December 12, 2013 | News | Living with MS

Lifestyle choices: the good and bad news

As we enter the holiday period, it’s worthwhile looking at how all those seasonal temptations can affect multiple sclerosis.

Smoking is near the top of everyone’s hit list, as you might expect. Surveys have shown that a majority of people with MS have smoked at one time or another (Marrie and colleagues. Neuroepidemiology 2009;32:72-79), although many people try to quit after they’re diagnosed. The current estimate is that about 1 in 6 people with MS continue to smoke (Healy and colleagues. Arch Neurol 2009;66:858-864), a slightly lower rate than what’s seen in the non-MS population.

It’s well established that smoking increases the risk of developing MS (Handel and colleagues. PLoS One 2011;6:e16149). This has prompted some to speculate that the increasing prevalence of MS (especially among women) in society is linked to the increasing prevalence of smoking, a phenomenon that peaked in 1965 (as fans of Mad Men will appreciate) (Palacios and colleagues. Ann Epidemiol 2011;21:536-542). It’s an interesting idea, but one that’s difficult to prove.

Does continuing to smoke after you’re diagnosed make MS worse? Here the results are a little more mixed. One study found that smoking is associated with larger brain lesions on MRI (Zivadinov and colleagues. Neurology 2009;73:504-510). Other studies have suggested that smokers are at risk of developing disability earlier (Manouchehrinia and colleagues. Brain 2013;136(Pt 7):2298-2304), although this has been disputed (Handel 2011). One group of researchers found that smokers were somewhat less likely to have a relapse, but had a higher risk of progression (Pittas and colleagues. J Neurol 2009;256:577-585). And others have reported that smoking doesn’t appear to make other MS symptoms worse (Shirani & Tremlett. J Inflamm Res 2010;3:115-126).

Smoking may also indirectly affect MS because it’s been shown to increase the likelihood of having a poor response to some MS therapies, such as the interferons (Avonex, Betaseron/Extavia, Rebif) and Tysabri (Hedstrom AK and colleagues.
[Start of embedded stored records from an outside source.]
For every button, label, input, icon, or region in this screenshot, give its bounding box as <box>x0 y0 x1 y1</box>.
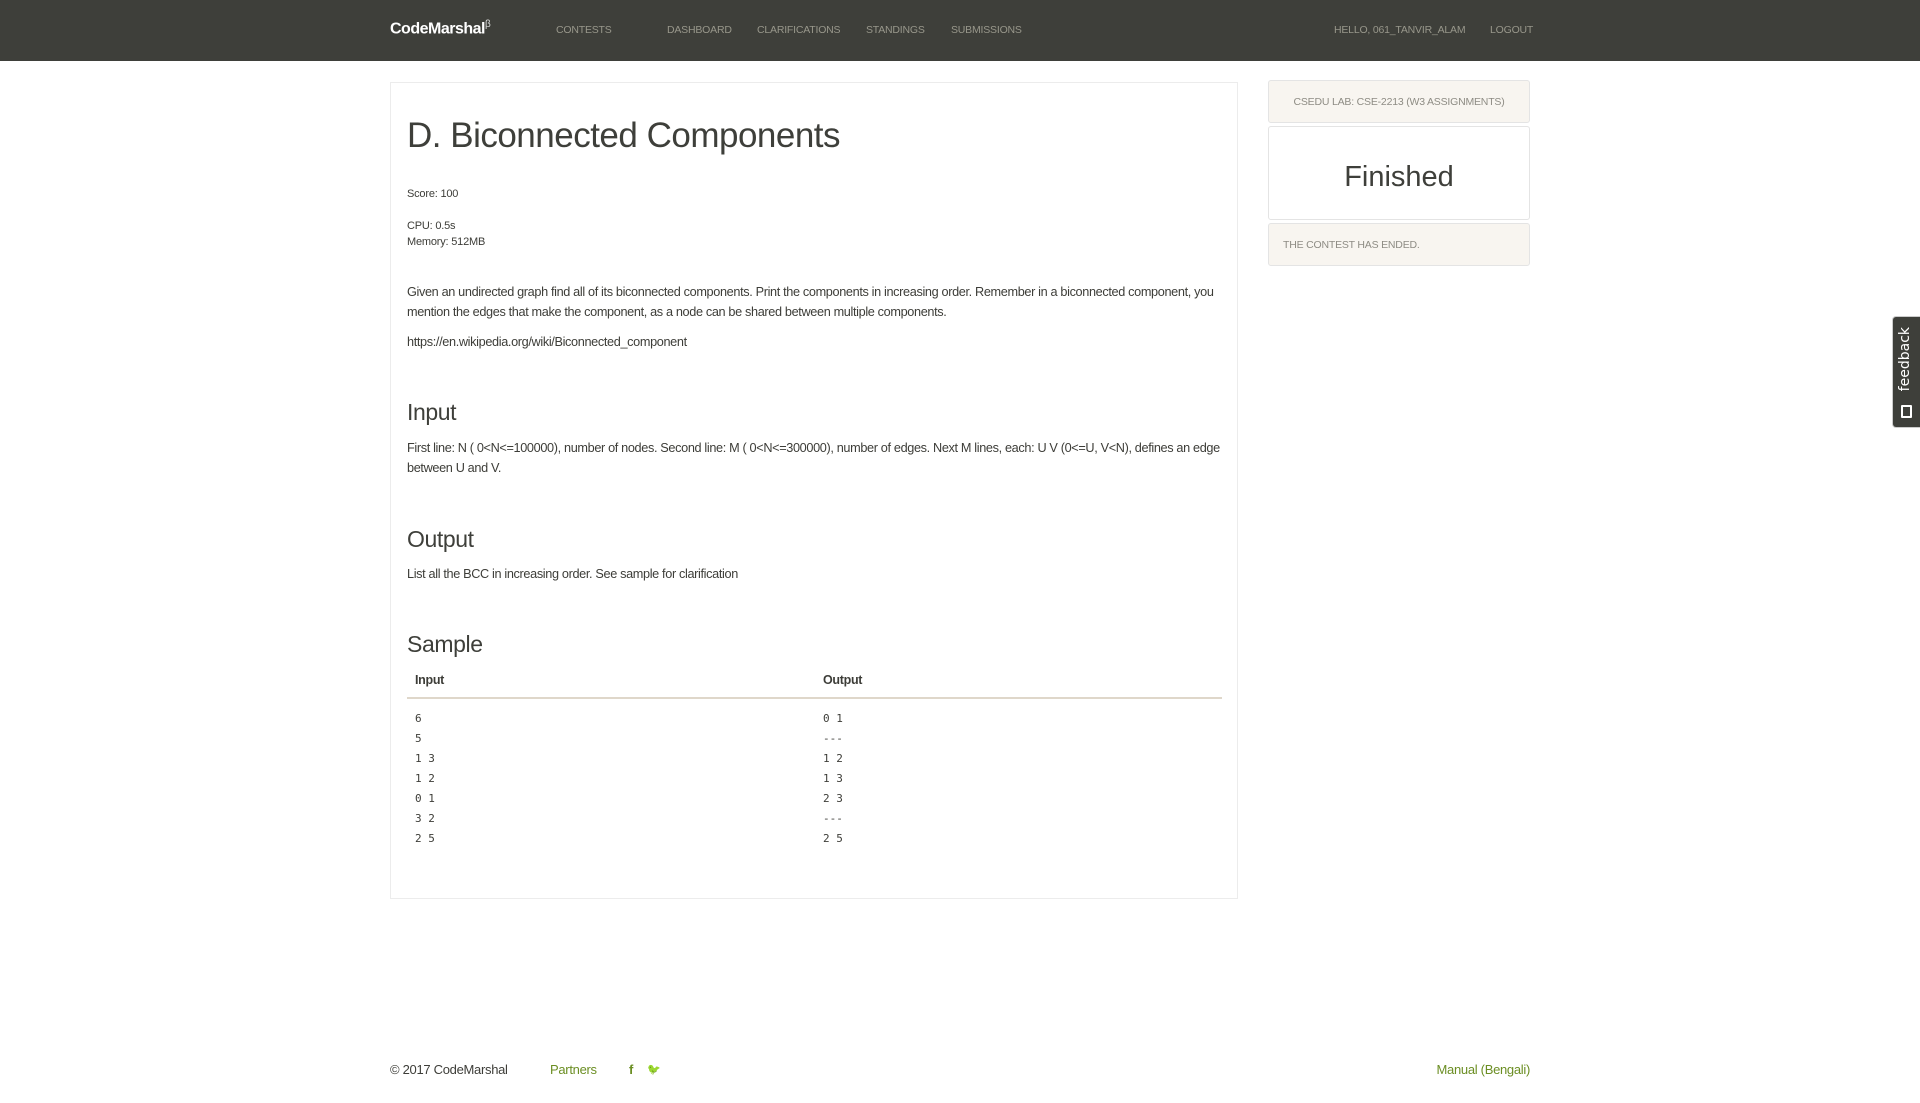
feedback-label: feedback <box>1897 327 1913 392</box>
partners-link[interactable]: Partners <box>550 1062 597 1077</box>
table-divider <box>407 697 1222 699</box>
contest-status: Finished <box>1268 126 1530 220</box>
cpu-limit: CPU: 0.5s <box>407 220 456 232</box>
manual-link[interactable]: Manual (Bengali) <box>1437 1062 1531 1077</box>
problem-panel: D. Biconnected Components Score: 100 CPU… <box>390 82 1238 899</box>
reference-link[interactable]: https://en.wikipedia.org/wiki/Biconnecte… <box>407 332 1227 352</box>
problem-title: D. Biconnected Components <box>407 116 841 155</box>
feedback-icon <box>1901 405 1912 418</box>
navbar: CodeMarshalβ CONTESTS DASHBOARD CLARIFIC… <box>0 0 1920 61</box>
feedback-tab[interactable]: feedback <box>1892 316 1920 428</box>
output-text: List all the BCC in increasing order. Se… <box>407 567 738 581</box>
input-text: First line: N ( 0<N<=100000), number of … <box>407 441 1220 475</box>
facebook-icon[interactable]: f <box>629 1062 633 1077</box>
logo[interactable]: CodeMarshalβ <box>390 19 491 38</box>
nav-clarifications[interactable]: CLARIFICATIONS <box>757 24 841 36</box>
sample-heading: Sample <box>407 631 483 657</box>
nav-user[interactable]: HELLO, 061_TANVIR_ALAM <box>1334 24 1466 36</box>
nav-submissions[interactable]: SUBMISSIONS <box>951 24 1022 36</box>
memory-limit: Memory: 512MB <box>407 236 486 248</box>
problem-description: Given an undirected graph find all of it… <box>407 285 1214 319</box>
nav-contests[interactable]: CONTESTS <box>556 24 612 36</box>
input-heading: Input <box>407 399 457 425</box>
copyright: © 2017 CodeMarshal <box>390 1062 508 1077</box>
nav-logout[interactable]: LOGOUT <box>1490 24 1533 36</box>
contest-message: THE CONTEST HAS ENDED. <box>1268 223 1530 266</box>
nav-dashboard[interactable]: DASHBOARD <box>667 24 732 36</box>
score: Score: 100 <box>407 188 459 200</box>
twitter-icon[interactable]: 🐦 <box>647 1063 661 1076</box>
output-heading: Output <box>407 526 474 552</box>
contest-name[interactable]: CSEDU LAB: CSE-2213 (W3 ASSIGNMENTS) <box>1268 80 1530 123</box>
nav-standings[interactable]: STANDINGS <box>866 24 925 36</box>
sample-output-header: Output <box>823 673 863 687</box>
sample-input-header: Input <box>415 673 445 687</box>
beta-mark: β <box>484 19 491 30</box>
logo-text: CodeMarshal <box>390 20 485 38</box>
sample-output: 0 1 --- 1 2 1 3 2 3 --- 2 5 <box>823 712 843 845</box>
sample-input: 6 5 1 3 1 2 0 1 3 2 2 5 <box>415 712 435 845</box>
Mult Scler 2013; epublished August 7, 2013; Hedstrom and colleagues. Mult Scler 2013; epublished December 5, 2013). In both cases, smoking promotes the development of antibodies to these drugs, so the treatments become less effective.

Of course a smoker’s list of New Year’s resolutions isn’t complete without a mention of quitting. To add to the incentive, a study at the Karolinska Institute in Sweden recently reported that nicotine may lower the risk of developing MS because of its anti-inflammatory effects (Hedstrom and colleagues. Mult Scler 2013;19:1009-1013). So nicotine patches or gum may help you quit – and could provide some added benefit to your MS.

The news is a little better when it comes to alcohol. A large study recently found that people who consumed moderate amounts of alcohol had a better quality of life and a lower risk of disability compared to alcohol abstainers (Weiland and colleagues. J Neurol Sci 2013; epublished November 8, 2013). Similarly, a Belgian study found that people who enjoyed a glass of wine with dinner or the occasional beer were less likely to develop significant disability (D’hooghe and colleagues. Eur J Neurol 2012;19:616-624).

So if you plan to toast the New Year, you can do it guilt-free. A little alcohol won’t have an impact on your MS.